Les Bédouins, musulmans et Israéliens: pris entre deux feux


Normand Lester
Des commandos israéliens ont secouru dans un tunnel de Gaza un otage bédouin musulman kidnappé par le Hamas lors de l’attaque du 7 octobre. Kaid Farhan Alkadi a été capturé au kibboutz Magen, près de la frontière de Gaza, où il travaillait comme agent de sécurité.
Au moins 20 Bédouins israéliens ont été tués le 7 octobre par le Hamas, la plupart lorsque ses combattants ont attaqué des fermes près de Gaza tuant quelque 1200 personnes, une majorité de civils. Six Bédouins musulmans ont été pris en otages parmi les 240 personnes kidnappées par le Hamas.
Les Bédouins – à l’origine des pasteurs nomades – vivent en marge de la société israélienne. Ils sont plus de 200 000 à se sentir différents à la fois de la majorité juive et des Palestiniens. Bien qu’ils soient des Arabes musulmans comme eux, ils se considèrent comme membres d’une communauté distincte.
Il existe même dans l’armée israélienne un bataillon bédouin avec un effectif entre 300 et 600 hommes qui a été engagé à Gaza. Nétanyahou leur a rendu visite, les félicitant pour avoir «combattu héroïquement» pour Israël. 154 soldats bédouins sont morts en combattant pour Israël dans toutes ses guerres.
Les Bédouins et leurs chameaux, maîtres du désert
Pendant des siècles, les tribus bédouines ont parcouru non seulement le Néguev, mais aussi la Jordanie et la péninsule du Sinaï. Lors de la fondation d’Israël en 1948, seuls 11 000 des 90 000 Bédouins y étaient restés, le reste ayant fui vers la Jordanie et le Sinaï. Ceux qui sont restés ont reçu la citoyenneté israélienne, regroupés dans une zone sous administration militaire dans le Néguev. Sept villages y ont été établis par Israël pour les sédentariser entre 1968 et 1989.
Bien que les Bédouins d’Israël continuent d’être perçus comme des nomades, ils sont aujourd’hui entièrement sédentarisés et environ la moitié d’entre eux vivent en zone urbanisée. Les Bédouins du Néguev élèvent toujours des moutons et des chèvres. En quelques années, la moitié de la population bédouine s’est installée dans les cantons créés à leur intention par le gouvernement israélien. Les autres ont refusé de quitter leurs terres ancestrales, quelque 35 villages – comptant environ 100 000 habitants – qui restent non autorisés et ne disposent donc ni d’eau, ni d’électricité, leurs habitants risquant d’être déplacés. Israël donne des ordres de démolition de maisons dans ces colonies non reconnues où toute construction est interdite.
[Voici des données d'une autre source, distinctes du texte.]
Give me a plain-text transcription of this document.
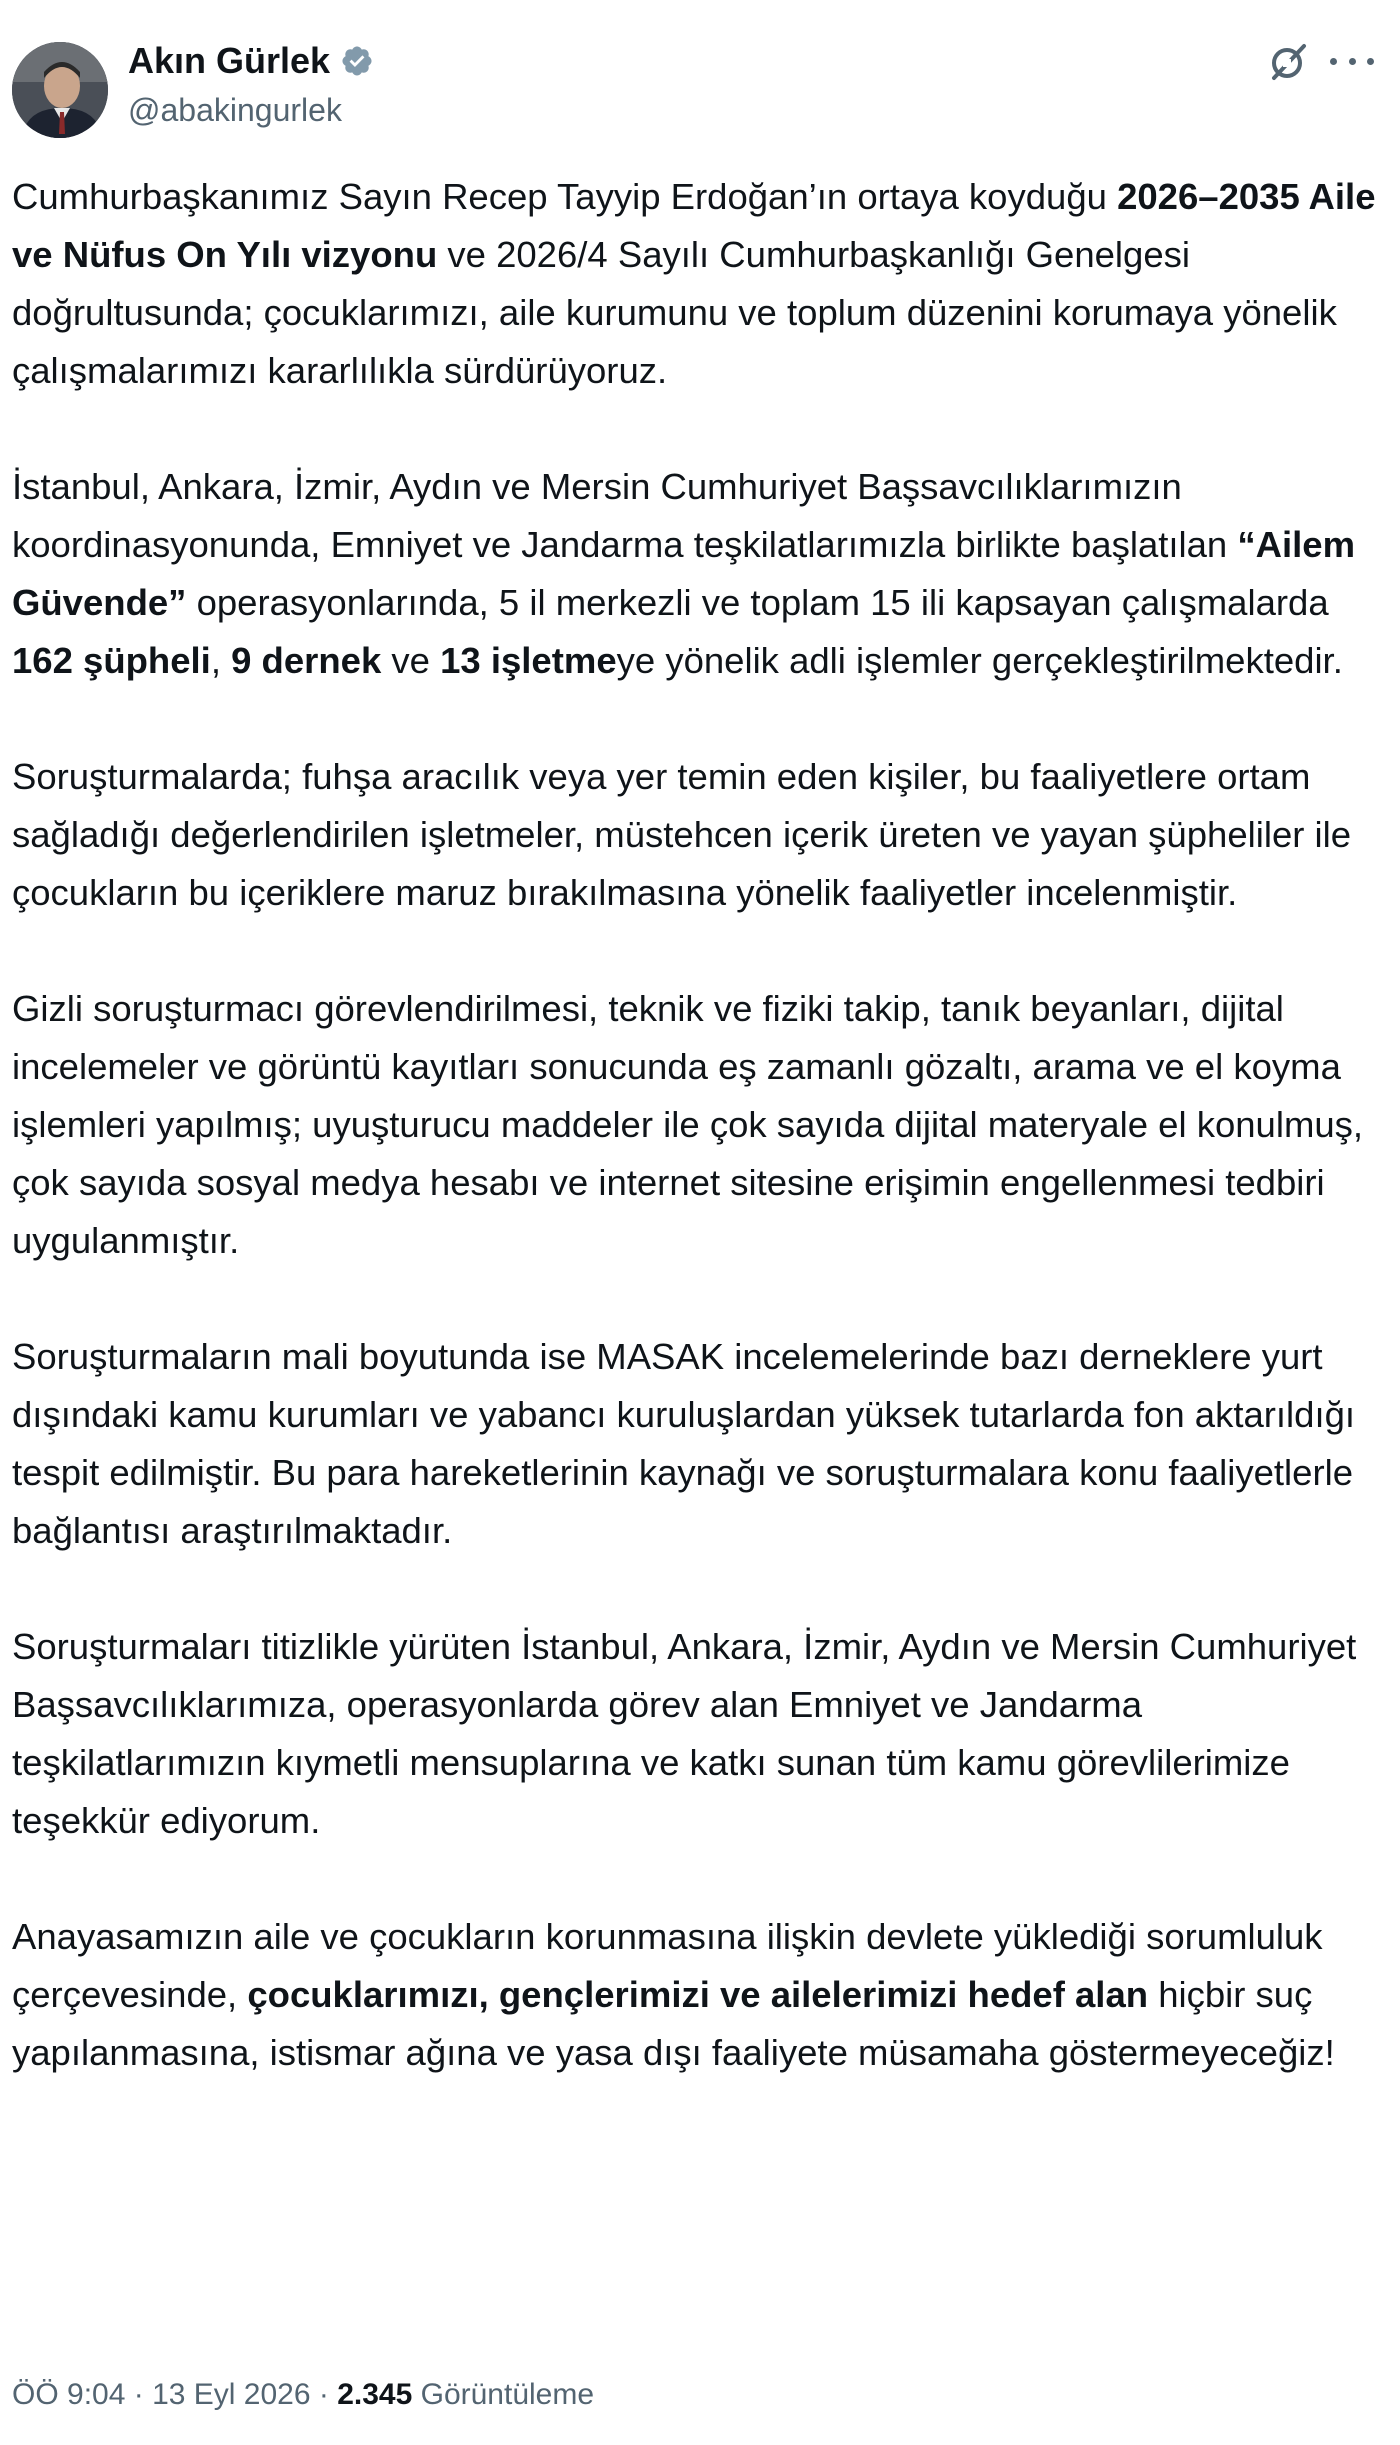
Akın Gürlek
@abakingurlek

Cumhurbaşkanımız Sayın Recep Tayyip Erdoğan’ın ortaya koyduğu 2026–2035 Aile ve Nüfus On Yılı vizyonu ve 2026/4 Sayılı Cumhurbaşkanlığı Genelgesi doğrultusunda; çocuklarımızı, aile kurumunu ve toplum düzenini korumaya yönelik çalışmalarımızı kararlılıkla sürdürüyoruz.

İstanbul, Ankara, İzmir, Aydın ve Mersin Cumhuriyet Başsavcılıklarımızın koordinasyonunda, Emniyet ve Jandarma teşkilatlarımızla birlikte başlatılan “Ailem Güvende” operasyonlarında, 5 il merkezli ve toplam 15 ili kapsayan çalışmalarda 162 şüpheli, 9 dernek ve 13 işletmeye yönelik adli işlemler gerçekleştirilmektedir.

Soruşturmalarda; fuhşa aracılık veya yer temin eden kişiler, bu faaliyetlere ortam sağladığı değerlendirilen işletmeler, müstehcen içerik üreten ve yayan şüpheliler ile çocukların bu içeriklere maruz bırakılmasına yönelik faaliyetler incelenmiştir.

Gizli soruşturmacı görevlendirilmesi, teknik ve fiziki takip, tanık beyanları, dijital incelemeler ve görüntü kayıtları sonucunda eş zamanlı gözaltı, arama ve el koyma işlemleri yapılmış; uyuşturucu maddeler ile çok sayıda dijital materyale el konulmuş, çok sayıda sosyal medya hesabı ve internet sitesine erişimin engellenmesi tedbiri uygulanmıştır.

Soruşturmaların mali boyutunda ise MASAK incelemelerinde bazı derneklere yurt dışındaki kamu kurumları ve yabancı kuruluşlardan yüksek tutarlarda fon aktarıldığı tespit edilmiştir. Bu para hareketlerinin kaynağı ve soruşturmalara konu faaliyetlerle bağlantısı araştırılmaktadır.

Soruşturmaları titizlikle yürüten İstanbul, Ankara, İzmir, Aydın ve Mersin Cumhuriyet Başsavcılıklarımıza, operasyonlarda görev alan Emniyet ve Jandarma teşkilatlarımızın kıymetli mensuplarına ve katkı sunan tüm kamu görevlilerimize teşekkür ediyorum.

Anayasamızın aile ve çocukların korunmasına ilişkin devlete yüklediği sorumluluk çerçevesinde, çocuklarımızı, gençlerimizi ve ailelerimizi hedef alan hiçbir suç yapılanmasına, istismar ağına ve yasa dışı faaliyete müsamaha göstermeyeceğiz!

ÖÖ 9:04 · 13 Eyl 2026 · 2.345 Görüntüleme
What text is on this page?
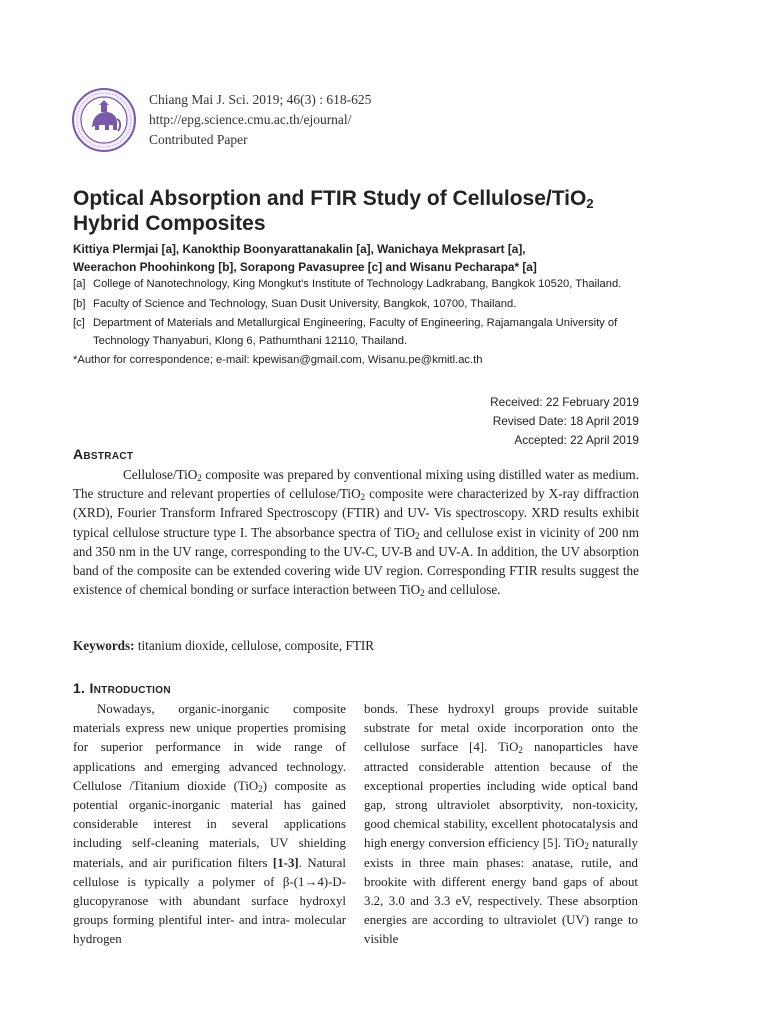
Chiang Mai J. Sci. 2019; 46(3) : 618-625
http://epg.science.cmu.ac.th/ejournal/
Contributed Paper
Optical Absorption and FTIR Study of Cellulose/TiO$_2$
Hybrid Composites
Kittiya Plermjai [a], Kanokthip Boonyarattanakalin [a], Wanichaya Mekprasart [a],
Weerachon Phoohinkong [b], Sorapong Pavasupree [c] and Wisanu Pecharapa* [a]
[a] College of Nanotechnology, King Mongkut's Institute of Technology Ladkrabang, Bangkok 10520, Thailand.
[b] Faculty of Science and Technology, Suan Dusit University, Bangkok, 10700, Thailand.
[c] Department of Materials and Metallurgical Engineering, Faculty of Engineering, Rajamangala University of Technology Thanyaburi, Klong 6, Pathumthani 12110, Thailand.
*Author for correspondence; e-mail: kpewisan@gmail.com, Wisanu.pe@kmitl.ac.th
Received: 22 February 2019
Revised Date: 18 April 2019
Accepted: 22 April 2019
Abstract

Cellulose/TiO$_2$ composite was prepared by conventional mixing using distilled water as medium. The structure and relevant properties of cellulose/TiO$_2$ composite were characterized by X-ray diffraction (XRD), Fourier Transform Infrared Spectroscopy (FTIR) and UV- Vis spectroscopy. XRD results exhibit typical cellulose structure type I. The absorbance spectra of TiO$_2$ and cellulose exist in vicinity of 200 nm and 350 nm in the UV range, corresponding to the UV-C, UV-B and UV-A. In addition, the UV absorption band of the composite can be extended covering wide UV region. Corresponding FTIR results suggest the existence of chemical bonding or surface interaction between TiO$_2$ and cellulose.

Keywords: titanium dioxide, cellulose, composite, FTIR
1. Introduction

Nowadays, organic-inorganic composite materials express new unique properties promising for superior performance in wide range of applications and emerging advanced technology. Cellulose /Titanium dioxide (TiO$_2$) composite as potential organic-inorganic material has gained considerable interest in several applications including self-cleaning materials, UV shielding materials, and air purification filters [1-3]. Natural cellulose is typically a polymer of β-(1→4)-D-glucopyranose with abundant surface hydroxyl groups forming plentiful inter- and intra- molecular hydrogen

bonds. These hydroxyl groups provide suitable substrate for metal oxide incorporation onto the cellulose surface [4]. TiO$_2$ nanoparticles have attracted considerable attention because of the exceptional properties including wide optical band gap, strong ultraviolet absorptivity, non-toxicity, good chemical stability, excellent photocatalysis and high energy conversion efficiency [5]. TiO$_2$ naturally exists in three main phases: anatase, rutile, and brookite with different energy band gaps of about 3.2, 3.0 and 3.3 eV, respectively. These absorption energies are according to ultraviolet (UV) range to visible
La démolition par les autorités israéliennes en mai 2024 de 47 habitations dans un village bédouin non reconnu, Wadi al Khalil du Néguev, sans consultation ni indemnisation appropriées, a été dénoncée par Amnesty International.
La démolition a été ordonnée pour permettre l’extension d’une autoroute vers le sud. Ces démolitions vont obliger l’expulsion forcée de plus de 300 habitants de Wadi al-Khalil, l’un des neuf villages non reconnus compris dans le projet.
Économiquement, les Bédouins constituent la communauté la plus défavorisée d’Israël. Ils ont le taux de chômage le plus élevé du pays et plus de la moitié vivent dans la pauvreté. La situation s’est empirée depuis le 7 octobre. Beaucoup d’entre eux travaillaient en effet dans des projets agricoles dans les kibboutzim proches de Gaza. Des leaders bédouins considèrent le déplacement massif des habitants de Gaza et les appels de certains leaders israéliens à déplacer les populations palestiniennes vers les pays voisins comme un avertissement, voire un prélude à ce qui pourrait leur arriver.
Dans le journal Le Monde, on rapportait que, peu après 7 octobre 2023, des centaines de Bédouins établis en Cisjordanie avaient été chassés de leur terre. Une stratégie de déplacement orchestrée par les colons israéliens depuis 2017, selon ce quotidien.